Racial disparities in student debt between blacks and whites may perpetuate the racial wealth gap according to a study in the online first edition of Sociology of Race and Ethnicity.
The study is the first to evaluate how racial disparities in student debt change over one’s life course– from when young people first graduate or leave college in their early 20s to over the next 10 years, as they enter the job market, start families and transition into adulthood. By looking at the disparities in debt at multiple points in time rather than at a single point in time, the analysis provides new insight into how student debt is linked to economic inequalities by race.
“Racial disparities in debt are large after young people leave college and continue to increase across the early adult course, as young people enter their mid-thirties. Our findings reveal that when young people initially leave college, blacks have 86 percent more student debt than whites. This disparity however, grows over time: 15 years after college, blacks will have nearly double the debt of whites or 186 percent more student debt,” explained co-author Jason N. Houle, an assistant professor of sociology at Dartmouth. “Student loan debt is racialized in the U.S., not only because youth of color–particularly black youth–need to take on more debt in order to afford college, but also because blacks have a harder time repaying that debt once they leave college than do whites.”

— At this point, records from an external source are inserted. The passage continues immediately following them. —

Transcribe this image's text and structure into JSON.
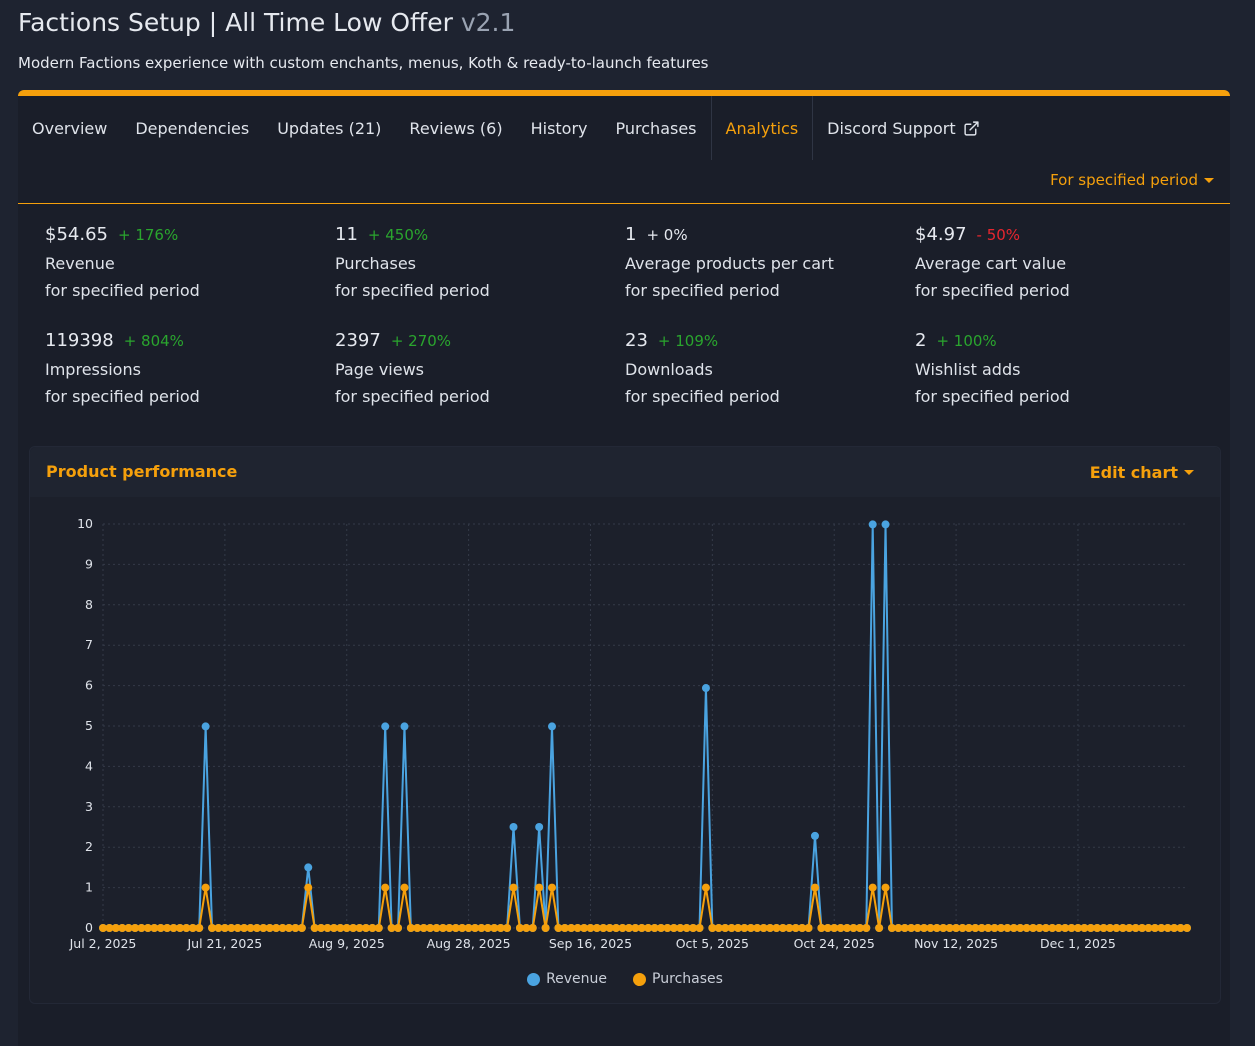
{
  "header": {
    "title": "Factions Setup | All Time Low Offer",
    "version": "v2.1",
    "subtitle": "Modern Factions experience with custom enchants, menus, Koth & ready-to-launch features"
  },
  "tabs": [
    {
      "label": "Overview"
    },
    {
      "label": "Dependencies"
    },
    {
      "label": "Updates (21)"
    },
    {
      "label": "Reviews (6)"
    },
    {
      "label": "History"
    },
    {
      "label": "Purchases"
    },
    {
      "label": "Analytics",
      "active": true
    },
    {
      "label": "Discord Support",
      "icon": "external-link-icon"
    }
  ],
  "period_dropdown": {
    "label": "For specified period"
  },
  "stats": [
    {
      "value": "$54.65",
      "change": "+ 176%",
      "trend": "pos",
      "label": "Revenue",
      "period": "for specified period"
    },
    {
      "value": "11",
      "change": "+ 450%",
      "trend": "pos",
      "label": "Purchases",
      "period": "for specified period"
    },
    {
      "value": "1",
      "change": "+ 0%",
      "trend": "neu",
      "label": "Average products per cart",
      "period": "for specified period"
    },
    {
      "value": "$4.97",
      "change": "- 50%",
      "trend": "neg",
      "label": "Average cart value",
      "period": "for specified period"
    },
    {
      "value": "119398",
      "change": "+ 804%",
      "trend": "pos",
      "label": "Impressions",
      "period": "for specified period"
    },
    {
      "value": "2397",
      "change": "+ 270%",
      "trend": "pos",
      "label": "Page views",
      "period": "for specified period"
    },
    {
      "value": "23",
      "change": "+ 109%",
      "trend": "pos",
      "label": "Downloads",
      "period": "for specified period"
    },
    {
      "value": "2",
      "change": "+ 100%",
      "trend": "pos",
      "label": "Wishlist adds",
      "period": "for specified period"
    }
  ],
  "performance": {
    "title": "Product performance",
    "edit_label": "Edit chart"
  },
  "colors": {
    "accent": "#f5a00c",
    "revenue": "#4aa3e0",
    "purchases": "#f5a00c",
    "positive": "#2aa52e",
    "negative": "#e8262f"
  },
  "chart_data": {
    "type": "line",
    "x_start": "2025-07-02",
    "x_end": "2025-12-18",
    "x_tick_labels": [
      "Jul 2, 2025",
      "Jul 21, 2025",
      "Aug 9, 2025",
      "Aug 28, 2025",
      "Sep 16, 2025",
      "Oct 5, 2025",
      "Oct 24, 2025",
      "Nov 12, 2025",
      "Dec 1, 2025"
    ],
    "y_ticks": [
      0,
      1,
      2,
      3,
      4,
      5,
      6,
      7,
      8,
      9,
      10
    ],
    "ylim": [
      0,
      10
    ],
    "grid": true,
    "legend_position": "bottom-center",
    "default_value": 0,
    "series": [
      {
        "name": "Revenue",
        "color": "#4aa3e0",
        "nonzero": [
          {
            "date": "2025-07-18",
            "value": 4.99
          },
          {
            "date": "2025-08-03",
            "value": 1.5
          },
          {
            "date": "2025-08-15",
            "value": 4.99
          },
          {
            "date": "2025-08-18",
            "value": 4.99
          },
          {
            "date": "2025-09-04",
            "value": 2.5
          },
          {
            "date": "2025-09-08",
            "value": 2.5
          },
          {
            "date": "2025-09-10",
            "value": 4.99
          },
          {
            "date": "2025-10-04",
            "value": 5.94
          },
          {
            "date": "2025-10-21",
            "value": 2.28
          },
          {
            "date": "2025-10-30",
            "value": 9.99
          },
          {
            "date": "2025-11-01",
            "value": 9.99
          }
        ]
      },
      {
        "name": "Purchases",
        "color": "#f5a00c",
        "nonzero": [
          {
            "date": "2025-07-18",
            "value": 1
          },
          {
            "date": "2025-08-03",
            "value": 1
          },
          {
            "date": "2025-08-15",
            "value": 1
          },
          {
            "date": "2025-08-18",
            "value": 1
          },
          {
            "date": "2025-09-04",
            "value": 1
          },
          {
            "date": "2025-09-08",
            "value": 1
          },
          {
            "date": "2025-09-10",
            "value": 1
          },
          {
            "date": "2025-10-04",
            "value": 1
          },
          {
            "date": "2025-10-21",
            "value": 1
          },
          {
            "date": "2025-10-30",
            "value": 1
          },
          {
            "date": "2025-11-01",
            "value": 1
          }
        ]
      }
    ]
  }
}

Even if black young adults and white young adults were to have the same amount of student debt, repayment is much more difficult for blacks, as they are more likely to come from disadvantaged backgrounds and to have left college without getting a degree. Blacks are also more likely to attend for-profit institutions, which are often more expensive, as well as underfunded institutions, which have limited financial aid. But racial inequalities in the labor market are especially important for repayment. “When it comes to whether you can pay that debt back, what matters most is how well you are doing socioeconomically and whether you have a stable job in young adulthood,” Houle explained. Racial differences in the ability to pay down debt are largely influenced by one’s socioeconomic status, whereas, racial differences in the accumulation of debt are determined largely by family background and the type of college they attend.
Data from approximately 9,000 young people born between 1980 and 1984, compiled by the National Longitudinal Study of Youth 1997 Cohort, was used for the study. The respondents included graduates between 2001 and 2005. The research team examined: student debt and assets, and net wealth at ages 20, 25 and 30; family background such as whether the parent(s) went to college, parental wealth and family structure; postsecondary educational characteristics, including the highest degree attained and the sticker price(s) of the institutions attended; and young adult social and economic status indicators, including age, marital status and employment status. Using 2010 dollars, the researchers adjusted for inflation.
According to the researchers, racial disparities in student debt may contribute to the continued racial inequality in the U.S., and may serve as obstacles for the future of the black middle class. The authors found that student debt explained approximately 20 percent of the black-white wealth gap among those who went to college “Student debt contributed to a substantial minority of the black-white wealth gap in young adulthood,” said Houle.
The findings support previous research reporting that blacks are more likely to have debt and to have higher levels of it. The results are consistent with the team’s earlier work on the economic strain of student debt, including how black young adults are not nearly as protected by their parents’ wealth as their white counterparts. The recent work also supports Houle’s co-authored research illustrating that black college-goers are more likely to boomerang or return to a parental home than whites.